United States stocks declined, with blue chips erasing early gains to fresh record highs, as investors grappled with concerns over what stronger-than-expected US growth might mean for Federal Reserve policy.
The Dow Jones Industrial Average slipped 20 points, or 0.1%, to 15,727 points. Earlier, the blue-chip barometer reached an all-time intraday high of 15,797.68 before pulling back.
The S&P 500 index lost seven points, or 0.4%, to 1,764 points.
The Nasdaq Composite Index shed 36 points, or 0.9%, to 3,896 points.
The European Central Bank's surprise interest-rate cut provided an early boost for stocks.
The first read on third-quarter US gross domestic product showed growth of 2.8%, up from 2.5% in the second quarter and well above expectations of 2%. The price index for personal consumer expenditures--the Fed's preferred gauge for inflation--grew 1.9% versus forecasts of a 1.6% rise.
And initial claims for jobless benefits totalled 336,000 in the latest week, down from a revised 345,000 the week before and close to expectations of 335,000.
"People are conflicted between thinking growth is good, because growth gives us more profits, and thinking more growth means the Fed is inclined to start [reducing stimulus]," said John Rutledge, chief investment officer at New York-based global investment firm Safanad.
Investors continued to flip flop over expectations of Fed policy. Recently, there has been a growing belief that the Fed could start reducing stimulus measures, by cutting back on its $US85-billion-a-month bond-buying program, as early as December. Just two weeks ago, disappointing September jobs data had investors believing the Fed wouldn't move until March, or even June.
Rex Macey, chief investment officer at Wilmington Trust Investment Advisors, said investors continue to quibble over Fed policy. He said the GDP data were a "two-edged sword" because while "the headline number looked great, but a fairly big gain in inventories is a concern."
The yield on the 10-year Treasury note slipped to 2.604% from 2.638% late Wednesday.
Investors will now turn their attention to the October US employment report due Friday.
"The market is at an inflection point," said Quincy Krosby, market strategist at Prudential Financial. "If the jobs data surprises to the upside, this is a market that is going to have to accept that the underlying strength of the US economy is starting to manifest itself."
Meanwhile, the trading debut of Twitter, the biggest technology initial public offering since Facebook last year, offered investors a distraction from the debate over economic data. Twitter opened at $45.10, well above the $26 IPO price, and held those gains in recent trading.
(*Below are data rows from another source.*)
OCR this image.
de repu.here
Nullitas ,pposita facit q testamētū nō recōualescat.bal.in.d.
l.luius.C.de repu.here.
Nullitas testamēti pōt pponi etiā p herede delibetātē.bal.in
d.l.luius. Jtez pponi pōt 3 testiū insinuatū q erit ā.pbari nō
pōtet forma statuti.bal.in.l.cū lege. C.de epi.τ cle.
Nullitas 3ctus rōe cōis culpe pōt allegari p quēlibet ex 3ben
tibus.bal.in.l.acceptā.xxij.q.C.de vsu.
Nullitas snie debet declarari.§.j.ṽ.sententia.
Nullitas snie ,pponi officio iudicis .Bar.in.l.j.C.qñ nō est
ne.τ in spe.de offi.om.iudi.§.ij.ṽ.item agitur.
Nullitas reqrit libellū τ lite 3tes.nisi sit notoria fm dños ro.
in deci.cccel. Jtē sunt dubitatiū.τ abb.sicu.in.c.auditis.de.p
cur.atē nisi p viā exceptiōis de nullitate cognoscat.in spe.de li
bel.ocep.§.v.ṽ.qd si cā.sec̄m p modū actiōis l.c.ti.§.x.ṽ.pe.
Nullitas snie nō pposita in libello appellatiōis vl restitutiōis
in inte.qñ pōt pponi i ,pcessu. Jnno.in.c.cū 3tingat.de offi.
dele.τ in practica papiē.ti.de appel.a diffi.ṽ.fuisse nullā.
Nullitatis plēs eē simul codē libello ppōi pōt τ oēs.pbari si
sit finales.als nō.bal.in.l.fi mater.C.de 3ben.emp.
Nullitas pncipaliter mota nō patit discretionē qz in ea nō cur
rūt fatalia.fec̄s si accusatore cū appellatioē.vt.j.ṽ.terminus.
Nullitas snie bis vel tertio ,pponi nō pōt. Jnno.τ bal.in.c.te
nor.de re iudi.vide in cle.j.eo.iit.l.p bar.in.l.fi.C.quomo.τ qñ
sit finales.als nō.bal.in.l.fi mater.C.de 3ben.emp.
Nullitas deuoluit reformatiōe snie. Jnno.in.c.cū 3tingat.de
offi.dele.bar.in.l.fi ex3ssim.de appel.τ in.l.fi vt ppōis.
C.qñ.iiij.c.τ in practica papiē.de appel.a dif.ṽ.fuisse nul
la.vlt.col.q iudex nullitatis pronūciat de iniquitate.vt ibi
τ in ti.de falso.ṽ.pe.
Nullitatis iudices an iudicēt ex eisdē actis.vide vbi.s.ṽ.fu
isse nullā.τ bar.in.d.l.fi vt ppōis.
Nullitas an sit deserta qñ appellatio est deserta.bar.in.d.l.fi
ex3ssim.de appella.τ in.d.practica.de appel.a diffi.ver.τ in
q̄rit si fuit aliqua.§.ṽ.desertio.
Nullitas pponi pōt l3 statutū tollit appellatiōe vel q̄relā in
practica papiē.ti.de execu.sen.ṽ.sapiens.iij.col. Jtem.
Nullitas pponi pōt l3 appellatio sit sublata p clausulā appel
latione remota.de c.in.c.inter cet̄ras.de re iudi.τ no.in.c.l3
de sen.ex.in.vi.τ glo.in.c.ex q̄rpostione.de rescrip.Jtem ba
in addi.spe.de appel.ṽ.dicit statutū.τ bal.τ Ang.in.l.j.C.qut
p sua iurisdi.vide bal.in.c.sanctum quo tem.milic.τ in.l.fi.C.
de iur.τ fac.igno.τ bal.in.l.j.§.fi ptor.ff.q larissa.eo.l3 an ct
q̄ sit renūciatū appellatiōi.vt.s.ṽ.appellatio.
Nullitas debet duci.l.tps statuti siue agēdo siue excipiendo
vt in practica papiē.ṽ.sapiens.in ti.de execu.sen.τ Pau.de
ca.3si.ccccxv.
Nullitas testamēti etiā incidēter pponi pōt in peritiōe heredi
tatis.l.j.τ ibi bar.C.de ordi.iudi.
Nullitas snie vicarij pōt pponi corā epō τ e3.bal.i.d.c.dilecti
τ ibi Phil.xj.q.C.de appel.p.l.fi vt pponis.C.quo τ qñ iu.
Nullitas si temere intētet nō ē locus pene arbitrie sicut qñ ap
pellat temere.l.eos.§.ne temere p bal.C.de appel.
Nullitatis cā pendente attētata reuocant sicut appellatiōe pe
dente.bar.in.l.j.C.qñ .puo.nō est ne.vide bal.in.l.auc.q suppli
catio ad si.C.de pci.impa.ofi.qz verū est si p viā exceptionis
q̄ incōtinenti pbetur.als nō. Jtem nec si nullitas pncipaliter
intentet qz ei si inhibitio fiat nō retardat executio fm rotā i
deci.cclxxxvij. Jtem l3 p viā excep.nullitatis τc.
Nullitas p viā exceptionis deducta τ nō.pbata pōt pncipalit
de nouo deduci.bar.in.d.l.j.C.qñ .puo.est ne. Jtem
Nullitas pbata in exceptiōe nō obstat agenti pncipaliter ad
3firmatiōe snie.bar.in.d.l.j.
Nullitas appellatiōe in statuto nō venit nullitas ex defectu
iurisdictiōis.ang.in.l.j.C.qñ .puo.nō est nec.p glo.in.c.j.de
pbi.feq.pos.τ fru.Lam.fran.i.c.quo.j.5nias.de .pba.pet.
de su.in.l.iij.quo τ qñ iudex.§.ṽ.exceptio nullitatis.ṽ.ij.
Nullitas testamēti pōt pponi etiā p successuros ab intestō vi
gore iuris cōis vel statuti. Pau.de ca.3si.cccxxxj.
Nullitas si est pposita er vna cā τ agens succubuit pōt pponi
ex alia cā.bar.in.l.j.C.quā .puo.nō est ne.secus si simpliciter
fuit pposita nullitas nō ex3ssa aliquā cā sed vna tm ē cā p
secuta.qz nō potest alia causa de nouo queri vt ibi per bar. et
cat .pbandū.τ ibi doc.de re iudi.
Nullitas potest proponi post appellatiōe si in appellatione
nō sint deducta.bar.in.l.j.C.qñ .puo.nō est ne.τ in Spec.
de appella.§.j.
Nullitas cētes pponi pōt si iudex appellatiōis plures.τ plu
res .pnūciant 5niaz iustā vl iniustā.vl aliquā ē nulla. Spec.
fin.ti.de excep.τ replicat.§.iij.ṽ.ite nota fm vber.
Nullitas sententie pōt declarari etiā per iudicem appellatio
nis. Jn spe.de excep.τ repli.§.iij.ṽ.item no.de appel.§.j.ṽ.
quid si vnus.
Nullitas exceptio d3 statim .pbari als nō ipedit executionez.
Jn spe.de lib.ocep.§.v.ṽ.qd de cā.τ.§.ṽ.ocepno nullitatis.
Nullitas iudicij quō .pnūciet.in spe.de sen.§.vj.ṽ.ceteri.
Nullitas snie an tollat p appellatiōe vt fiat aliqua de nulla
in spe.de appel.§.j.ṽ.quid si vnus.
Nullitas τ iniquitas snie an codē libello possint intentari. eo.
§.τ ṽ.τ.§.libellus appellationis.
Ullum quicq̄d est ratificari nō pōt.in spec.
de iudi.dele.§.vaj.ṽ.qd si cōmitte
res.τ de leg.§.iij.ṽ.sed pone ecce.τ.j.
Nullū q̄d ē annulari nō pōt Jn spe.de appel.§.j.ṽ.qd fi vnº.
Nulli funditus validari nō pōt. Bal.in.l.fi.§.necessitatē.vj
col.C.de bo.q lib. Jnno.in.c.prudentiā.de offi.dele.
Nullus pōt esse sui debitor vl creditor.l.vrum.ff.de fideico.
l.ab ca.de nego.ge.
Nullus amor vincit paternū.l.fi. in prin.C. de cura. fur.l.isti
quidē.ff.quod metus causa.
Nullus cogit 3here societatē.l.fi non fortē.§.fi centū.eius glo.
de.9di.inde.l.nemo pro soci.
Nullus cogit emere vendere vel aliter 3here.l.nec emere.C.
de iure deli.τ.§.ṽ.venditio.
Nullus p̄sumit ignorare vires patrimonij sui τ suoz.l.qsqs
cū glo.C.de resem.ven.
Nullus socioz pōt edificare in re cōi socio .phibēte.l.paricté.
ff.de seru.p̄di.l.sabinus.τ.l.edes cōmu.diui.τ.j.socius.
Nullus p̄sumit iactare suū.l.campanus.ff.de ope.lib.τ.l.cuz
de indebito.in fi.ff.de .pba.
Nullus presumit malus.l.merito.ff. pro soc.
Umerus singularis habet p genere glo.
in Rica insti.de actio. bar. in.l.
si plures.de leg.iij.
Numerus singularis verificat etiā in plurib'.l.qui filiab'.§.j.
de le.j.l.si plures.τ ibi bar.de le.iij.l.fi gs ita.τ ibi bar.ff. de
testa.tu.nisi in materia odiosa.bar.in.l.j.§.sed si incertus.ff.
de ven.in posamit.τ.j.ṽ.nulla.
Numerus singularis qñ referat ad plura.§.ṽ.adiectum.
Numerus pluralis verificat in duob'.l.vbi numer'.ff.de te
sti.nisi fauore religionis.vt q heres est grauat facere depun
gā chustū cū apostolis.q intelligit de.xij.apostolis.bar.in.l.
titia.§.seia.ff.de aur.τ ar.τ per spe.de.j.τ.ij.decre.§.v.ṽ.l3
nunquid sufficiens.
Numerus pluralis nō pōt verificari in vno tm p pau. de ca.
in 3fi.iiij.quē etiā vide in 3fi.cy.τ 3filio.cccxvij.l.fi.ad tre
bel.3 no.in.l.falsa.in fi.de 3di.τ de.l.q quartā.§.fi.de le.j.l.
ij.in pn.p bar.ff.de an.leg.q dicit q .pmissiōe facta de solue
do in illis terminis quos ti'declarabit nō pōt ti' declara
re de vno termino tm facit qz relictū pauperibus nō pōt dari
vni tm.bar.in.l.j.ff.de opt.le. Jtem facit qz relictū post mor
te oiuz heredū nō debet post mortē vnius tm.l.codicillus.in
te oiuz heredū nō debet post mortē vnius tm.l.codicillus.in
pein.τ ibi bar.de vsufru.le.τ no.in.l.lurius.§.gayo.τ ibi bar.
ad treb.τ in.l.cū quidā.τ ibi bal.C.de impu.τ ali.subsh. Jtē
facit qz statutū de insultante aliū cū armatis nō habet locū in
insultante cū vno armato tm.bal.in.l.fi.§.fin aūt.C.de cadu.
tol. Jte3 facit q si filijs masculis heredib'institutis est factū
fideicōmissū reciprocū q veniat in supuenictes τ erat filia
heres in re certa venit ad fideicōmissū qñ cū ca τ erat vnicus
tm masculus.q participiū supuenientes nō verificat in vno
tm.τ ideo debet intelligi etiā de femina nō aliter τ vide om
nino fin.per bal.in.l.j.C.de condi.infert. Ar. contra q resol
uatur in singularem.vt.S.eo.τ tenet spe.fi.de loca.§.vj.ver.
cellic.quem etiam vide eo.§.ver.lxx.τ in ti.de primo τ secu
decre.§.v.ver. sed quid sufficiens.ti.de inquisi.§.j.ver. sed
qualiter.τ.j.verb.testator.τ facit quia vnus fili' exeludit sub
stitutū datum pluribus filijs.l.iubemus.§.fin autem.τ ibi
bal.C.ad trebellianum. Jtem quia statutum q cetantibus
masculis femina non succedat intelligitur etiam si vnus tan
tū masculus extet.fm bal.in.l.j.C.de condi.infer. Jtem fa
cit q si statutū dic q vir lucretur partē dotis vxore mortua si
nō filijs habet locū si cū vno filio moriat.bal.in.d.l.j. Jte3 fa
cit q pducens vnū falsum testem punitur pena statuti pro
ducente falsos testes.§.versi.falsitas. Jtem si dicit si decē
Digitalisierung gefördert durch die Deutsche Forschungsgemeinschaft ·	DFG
"We can argue all day long about the valuation, but this is exciting," said Art Hogan, managing director at brokerage firm Lazard Capital Markets. And the buzz Twitter's IPO has created is a testament to the optimism investors are feeling, he said.
Earlier, the European Central Bank cut its benchmark interest rate to 0.25% from 0.5%. European equity markets initially rallied on the ECB's move, then erased those gains amid concerns the nascent recovery in Europe may be fading. The Stoxx Europe 600 closed virtually unchanged, paring early gains of as much as 1.5%.
The euro slumped to a near two-month low against the dollar before recovering slightly.
In corporate news, Qualcomm fell after the semiconductor maker reported late Wednesday fiscal third-quarter adjusted earnings that rose slightly less than expected, according to FactSet, and provided a first-quarter outlook that was below current analyst projections.
Whole Foods Market dropped after the high-end supermarket chain cut its earnings and sales growth outlook for the current fiscal year, overshadowing fiscal fourth-quarter earnings that were slightly above forecasts.
December crude-oil futures fell 0.6% to $94.20 a barrel, and November gold futures shed 0.3% to $1,313.40 an ounce, with both reversing early gains.
Asian markets were broadly lower, with Japan's Nikkei Stock Average shedding 0.8%, weighed down by disappointing results from Toyota Motor. China's Shanghai Composite fell 0.5%.